Stamattina si è svegliata l’Italia dei senza caffè. Senza quel momento magico in cui in pochi sorsi e pochi istanti il mondo si ferma e possiamo gustare la nostra bevanda preferita, da soli o in compagnia di amici e colleghi. Nel bar di fiducia, dove il barista ti accoglie come uno di famiglia. Si prende il caffè non solo per il gusto di berlo, ma anche per il gusto di scambiare due chiacchiere, prima di tuffarsi nel lavoro, a voce alta e gesticolando, come capita a noi meridionali.
Il caffè è molto più di un caffè, è sacra pausa, è tempo sospeso. Perché il caffè è luogo di incontro, casella postale, bacheca informativa, sala di lettura, zona di esposizione, campo politico, spazio di flirt, territorio di musica, oasi di relax, ambito culinario, salotto di conversazione.
Il caffè è bevanda e luogo sociale, democrazia e uguaglianza. C’una partecipazione che nasce attorno alla tazzina di caffè. Che unisce a prescindere dalle differenze di classe, di etnia. Chiunque è libero di entrare nel luogo sociale del caffè cioè il bar che si fa palestra di società, di condivisione, attorno alla tazzina.
Un rito immancabile, entrato pienamente nell’immaginario collettivo, nella nostra dimensione di comunità. Il bar e il caffè sono due elementi dello stesso spettacolo. L’uno ne rappresenta il teatro e negli anni viene arredato e organizzato per offrire la scenografia perfetta per il protagonista, cioè l’altro, il caffè espresso.

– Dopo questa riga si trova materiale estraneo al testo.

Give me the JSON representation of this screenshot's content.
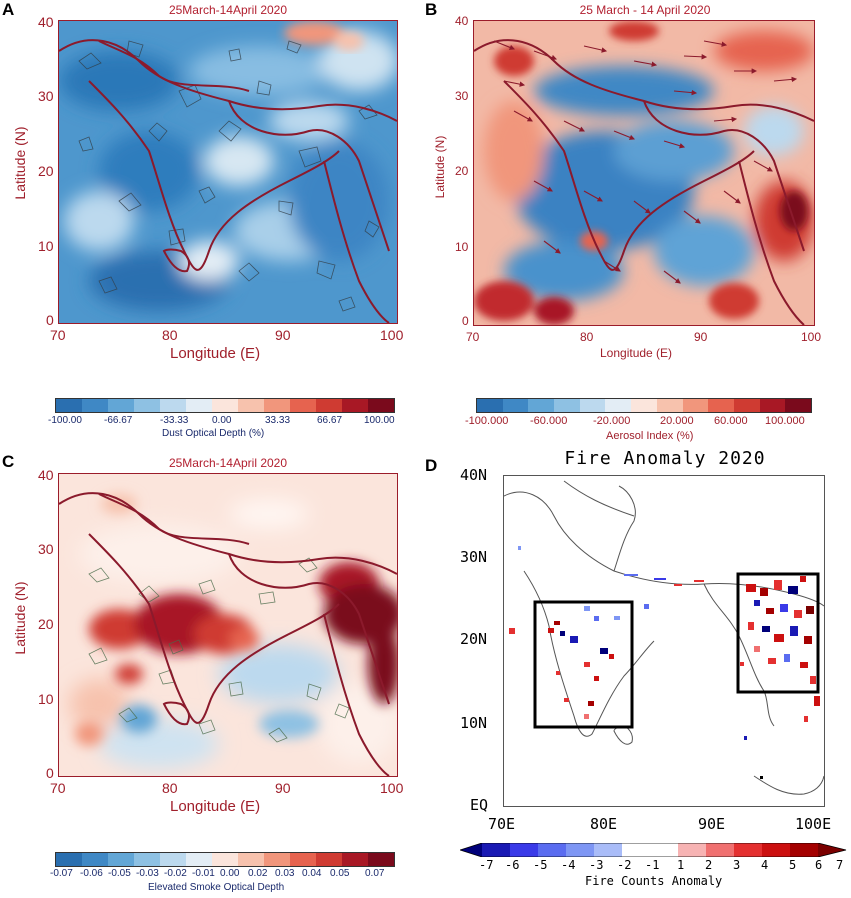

Il banco del caffè – ha scritto il sociologo Massimo Cerulo – rappresenta la socialità italiana, che è un po’ come l’onda del mare, lambisce e si ritira, si apre e si chiude. Il bancone del bar è una linea di confine che permette di incontrare il barista e gli altri frequentatori se lo vogliamo, ma ci consente anche di restare chiusi nel nostro privato, concentrarci sul consumo veloce in tre-quattro minuti, se non siamo in cerca di socialità. Possiamo diventare tutt’uno col banco, stanziali, a caccia di socievolezza. Alimentiamo la nostra sfera pubblica, costruiamo capitale sociale: il caffè al banco diventa motore di pettegolezzo. Immaginiamo il bar di provincia, ma non solo, che mette in scena lo spettacolo dei personaggi da bancone.
Ci manca già questo rito che offre certezza, rassicura, dà il senso di essere radicati nel un quotidiano. Il bar è un punto di riferimento con i suoi aromi, i suoi volti, gli arredi, i rumori. L’espresso ha glorificato il caffè, lo ha reso umano, lo ha reso parte del vivere umano, una sorta di amuleto profumato o di abbraccio conosciuto. In una fase come quella che stiamo vivendo, questo suo valore è ancora più forte e indispensabile. Diamo il benvenuto anche al caffè tra le nostalgie del tempo del coronavirus.